Following on from the Lord Of Chaos single featuring Kathy Pilkinton on vocals and Graham Coe on cello with its theme of shedding your burdens and from whence the EP title comes, CHRIS CLEVERLEY now releases God Of All Things (Opiate Records), the full five track follow up to last year’s seasonal-themed In The Shadow Of John The Divine. Again putting a different spin on the usual seasonal, there’s two further originals and three traditional numbers given the Cleverley treatment. The latter opens the collection with a suitably wintery instrumental arrangement of The Holly & The Ivy, the second being the more obscure The Falcon or Corpus Christi Carol, voices held in the distance with a liturgical arrangement taking its cue from Jeff Buckley’s and the third closing up with his and Kim Lowings’s haunting medieval-shaded arrangement of Coventry Carol, a staple at All Saints Church in his hometown of Kings Heath and one rooted in his childhood memories. The other original, a co-write and duet with Molly Rymer Frost Giant which, invoking the imagery of the Jötunn, the ancient Norwegian embodiments of the primal forces of nature and chaos and an analogy for the frozen disconnect in contemporary connections with each other and the world in which we live as they sing “shards of frozen/Haemoglobin/A frozen ocean/It’s you I’m hoping for”. Quite magical.
The second taster for KATHERINE PRIDDY’s third album, ‘Frightening Machines’ (Cooking Vinyl) is the title track, a dreamy, slow walking, keyboards-stroked number that, the title referring to our complex but fragile bodies, comes from personal experience of when hers stopped functioning as it should (“Seems things have taken a turn/All these levers and systems won’t do as they’re told anymore/I’m having to learn/That these frightening machines aren’t as tough as they seem…now I’m calling/Out for a sign that this body’s still mine after all”). Feeling “a passenger at my own wheel”, it ends with recovery as she sings “I just needed to take time to heal”. A fine body of work indeed.
The second single from THE ENEMY’s forthcoming album, Social Disguises, Trouble is a riff chugging swaggery rocker with punky echoes of early Bowie that frontman
Tom Clarke says addresses the feeling of “when you realise you’re no longer part of counter-culture, or sub-culture, when you’re in that grey area between being anti-establishment, and being the establishment” as he sings “I don't understand a thing these days/Maybe I'm too set in my ways”.
Piano notes falling like snowflakes, DAN WHITEHOUSE sings of Christmas in the trenches on The Bells Of Brierley Hill (Want To Know).
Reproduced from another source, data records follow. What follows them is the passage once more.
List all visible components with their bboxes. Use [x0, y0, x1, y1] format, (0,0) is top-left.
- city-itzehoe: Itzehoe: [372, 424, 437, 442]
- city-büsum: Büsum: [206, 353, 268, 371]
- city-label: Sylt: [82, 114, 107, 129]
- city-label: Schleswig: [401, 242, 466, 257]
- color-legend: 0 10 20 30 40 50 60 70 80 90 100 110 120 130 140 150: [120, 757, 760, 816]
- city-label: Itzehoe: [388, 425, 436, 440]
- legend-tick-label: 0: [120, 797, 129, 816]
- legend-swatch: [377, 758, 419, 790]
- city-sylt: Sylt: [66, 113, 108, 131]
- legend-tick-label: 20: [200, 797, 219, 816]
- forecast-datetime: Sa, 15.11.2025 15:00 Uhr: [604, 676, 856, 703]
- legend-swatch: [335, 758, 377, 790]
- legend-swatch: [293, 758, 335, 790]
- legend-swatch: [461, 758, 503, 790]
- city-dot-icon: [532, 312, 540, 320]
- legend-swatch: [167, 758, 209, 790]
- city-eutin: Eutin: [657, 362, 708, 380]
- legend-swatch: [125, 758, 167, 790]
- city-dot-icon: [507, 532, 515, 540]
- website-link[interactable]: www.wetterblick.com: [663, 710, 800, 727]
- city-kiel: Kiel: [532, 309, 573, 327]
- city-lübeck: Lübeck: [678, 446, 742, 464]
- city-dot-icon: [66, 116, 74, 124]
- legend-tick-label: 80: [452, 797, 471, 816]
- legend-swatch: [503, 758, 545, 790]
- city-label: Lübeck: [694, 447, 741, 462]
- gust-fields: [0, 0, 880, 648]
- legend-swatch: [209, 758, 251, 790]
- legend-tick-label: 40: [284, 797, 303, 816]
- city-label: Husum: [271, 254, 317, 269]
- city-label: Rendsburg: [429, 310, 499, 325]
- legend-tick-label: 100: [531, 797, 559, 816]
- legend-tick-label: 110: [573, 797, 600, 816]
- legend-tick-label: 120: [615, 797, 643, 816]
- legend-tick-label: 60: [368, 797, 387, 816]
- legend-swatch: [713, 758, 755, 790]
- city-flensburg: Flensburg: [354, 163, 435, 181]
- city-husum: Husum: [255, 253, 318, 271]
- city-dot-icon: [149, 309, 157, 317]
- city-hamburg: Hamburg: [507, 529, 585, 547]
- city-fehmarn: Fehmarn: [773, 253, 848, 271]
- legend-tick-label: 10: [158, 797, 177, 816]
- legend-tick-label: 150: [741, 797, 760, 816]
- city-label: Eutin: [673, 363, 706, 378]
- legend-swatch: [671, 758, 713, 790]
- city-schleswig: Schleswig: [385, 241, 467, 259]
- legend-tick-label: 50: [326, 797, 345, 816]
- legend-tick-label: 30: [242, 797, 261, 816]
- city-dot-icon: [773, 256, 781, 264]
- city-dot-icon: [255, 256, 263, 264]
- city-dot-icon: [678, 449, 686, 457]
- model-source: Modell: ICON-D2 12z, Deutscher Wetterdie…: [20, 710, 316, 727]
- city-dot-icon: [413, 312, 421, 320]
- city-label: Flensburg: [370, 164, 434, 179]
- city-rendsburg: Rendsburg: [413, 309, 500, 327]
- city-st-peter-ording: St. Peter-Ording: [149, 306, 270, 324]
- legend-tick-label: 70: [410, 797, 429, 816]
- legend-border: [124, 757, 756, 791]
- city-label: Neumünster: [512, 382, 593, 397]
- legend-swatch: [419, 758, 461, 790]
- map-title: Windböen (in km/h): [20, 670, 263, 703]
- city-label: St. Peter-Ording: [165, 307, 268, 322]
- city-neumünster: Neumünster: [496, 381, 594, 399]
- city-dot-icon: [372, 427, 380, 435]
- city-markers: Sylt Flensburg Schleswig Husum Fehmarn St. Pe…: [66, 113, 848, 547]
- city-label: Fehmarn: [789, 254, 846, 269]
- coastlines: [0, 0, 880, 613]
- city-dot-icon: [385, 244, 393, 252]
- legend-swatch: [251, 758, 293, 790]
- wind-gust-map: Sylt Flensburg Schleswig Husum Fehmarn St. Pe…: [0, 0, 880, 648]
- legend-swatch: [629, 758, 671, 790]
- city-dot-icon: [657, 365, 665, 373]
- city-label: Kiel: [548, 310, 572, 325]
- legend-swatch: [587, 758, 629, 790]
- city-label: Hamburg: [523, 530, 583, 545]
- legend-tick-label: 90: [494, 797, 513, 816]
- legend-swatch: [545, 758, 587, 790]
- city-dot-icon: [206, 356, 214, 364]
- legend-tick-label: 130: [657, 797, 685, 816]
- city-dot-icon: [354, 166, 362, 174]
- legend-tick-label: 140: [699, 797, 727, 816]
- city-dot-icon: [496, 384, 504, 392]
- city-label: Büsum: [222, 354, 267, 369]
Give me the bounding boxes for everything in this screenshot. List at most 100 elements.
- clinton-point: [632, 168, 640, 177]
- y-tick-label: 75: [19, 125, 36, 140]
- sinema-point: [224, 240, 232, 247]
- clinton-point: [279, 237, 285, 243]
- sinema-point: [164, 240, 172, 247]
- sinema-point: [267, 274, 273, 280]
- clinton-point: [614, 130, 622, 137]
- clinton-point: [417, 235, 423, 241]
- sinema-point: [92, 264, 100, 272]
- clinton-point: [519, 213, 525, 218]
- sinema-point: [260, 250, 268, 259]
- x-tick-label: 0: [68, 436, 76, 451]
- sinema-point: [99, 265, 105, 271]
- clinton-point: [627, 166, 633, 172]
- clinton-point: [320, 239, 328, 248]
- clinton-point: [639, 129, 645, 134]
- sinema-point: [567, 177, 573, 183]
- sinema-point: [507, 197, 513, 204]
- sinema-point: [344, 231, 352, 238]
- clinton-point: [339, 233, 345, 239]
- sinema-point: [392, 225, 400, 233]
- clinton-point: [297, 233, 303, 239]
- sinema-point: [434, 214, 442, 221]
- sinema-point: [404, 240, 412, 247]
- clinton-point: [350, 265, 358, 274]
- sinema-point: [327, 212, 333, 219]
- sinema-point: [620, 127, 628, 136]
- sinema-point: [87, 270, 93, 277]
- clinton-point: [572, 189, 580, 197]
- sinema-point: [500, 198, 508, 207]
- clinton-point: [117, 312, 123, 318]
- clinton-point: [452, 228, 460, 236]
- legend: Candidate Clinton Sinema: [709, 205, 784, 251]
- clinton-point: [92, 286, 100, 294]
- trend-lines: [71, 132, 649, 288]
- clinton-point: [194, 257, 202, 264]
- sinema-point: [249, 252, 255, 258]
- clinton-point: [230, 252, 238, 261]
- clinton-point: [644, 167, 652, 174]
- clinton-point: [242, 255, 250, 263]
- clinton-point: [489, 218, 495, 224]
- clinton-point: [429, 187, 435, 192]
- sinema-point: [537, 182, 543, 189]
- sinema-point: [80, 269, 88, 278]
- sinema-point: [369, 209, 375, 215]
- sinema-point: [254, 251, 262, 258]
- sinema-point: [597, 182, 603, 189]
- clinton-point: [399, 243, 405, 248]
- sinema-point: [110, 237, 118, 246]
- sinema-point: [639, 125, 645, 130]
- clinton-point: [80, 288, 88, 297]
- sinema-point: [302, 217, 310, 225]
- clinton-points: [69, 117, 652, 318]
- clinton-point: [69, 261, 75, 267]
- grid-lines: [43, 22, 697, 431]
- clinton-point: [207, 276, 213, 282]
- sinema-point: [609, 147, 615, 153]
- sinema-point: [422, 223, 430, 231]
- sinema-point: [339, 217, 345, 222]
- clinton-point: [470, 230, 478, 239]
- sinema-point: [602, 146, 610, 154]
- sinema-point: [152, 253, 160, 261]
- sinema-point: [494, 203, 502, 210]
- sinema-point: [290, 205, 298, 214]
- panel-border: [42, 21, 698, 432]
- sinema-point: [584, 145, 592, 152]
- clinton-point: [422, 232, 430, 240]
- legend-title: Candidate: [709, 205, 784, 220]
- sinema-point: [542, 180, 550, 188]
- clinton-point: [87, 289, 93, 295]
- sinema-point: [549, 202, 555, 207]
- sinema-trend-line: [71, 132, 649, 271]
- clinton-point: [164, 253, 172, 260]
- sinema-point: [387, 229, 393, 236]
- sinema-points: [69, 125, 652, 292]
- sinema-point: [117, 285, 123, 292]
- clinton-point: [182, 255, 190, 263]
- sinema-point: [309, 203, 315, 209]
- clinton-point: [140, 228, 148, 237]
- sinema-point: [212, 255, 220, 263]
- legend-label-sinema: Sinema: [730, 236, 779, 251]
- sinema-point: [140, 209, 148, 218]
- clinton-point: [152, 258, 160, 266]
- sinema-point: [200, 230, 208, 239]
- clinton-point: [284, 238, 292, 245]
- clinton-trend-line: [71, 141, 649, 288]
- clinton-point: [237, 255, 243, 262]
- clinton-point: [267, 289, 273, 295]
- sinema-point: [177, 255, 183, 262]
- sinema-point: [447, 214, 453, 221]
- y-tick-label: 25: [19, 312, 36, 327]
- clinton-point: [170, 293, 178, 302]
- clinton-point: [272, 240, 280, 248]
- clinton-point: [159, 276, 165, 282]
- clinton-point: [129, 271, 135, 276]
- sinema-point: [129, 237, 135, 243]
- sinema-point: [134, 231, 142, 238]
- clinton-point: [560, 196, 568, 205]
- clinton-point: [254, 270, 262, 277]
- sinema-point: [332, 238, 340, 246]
Co-written with Chris Cleverley as part of a Black Country writing workshop, the song is told through the voice of a young soldier lying in the trenches on Christmas Eve and imagining the sound of “the church bells/Of St Michael’s ring across the town/A call for all to come together/A day of peace, a chance lay our weapons down”. He’s also just released a Bandcamp only cover a David Essex’s seasonal evergreen A Winter’s Tale, a simple piano arrangement that allows his voice to bring out all the regret in the lyrics.
MARC LEMON sees out the year in his Village Green Machine persona with Good Morning Mrs Kitteridge (from whence the name comes), an organ-backed, and obviously Kinks-influenced, song about a Cockney lady who lived next door when he was a child, and tells how he helped across the road when she returned on a bus from a night out at a club with the women from work, somewhat worse for drink.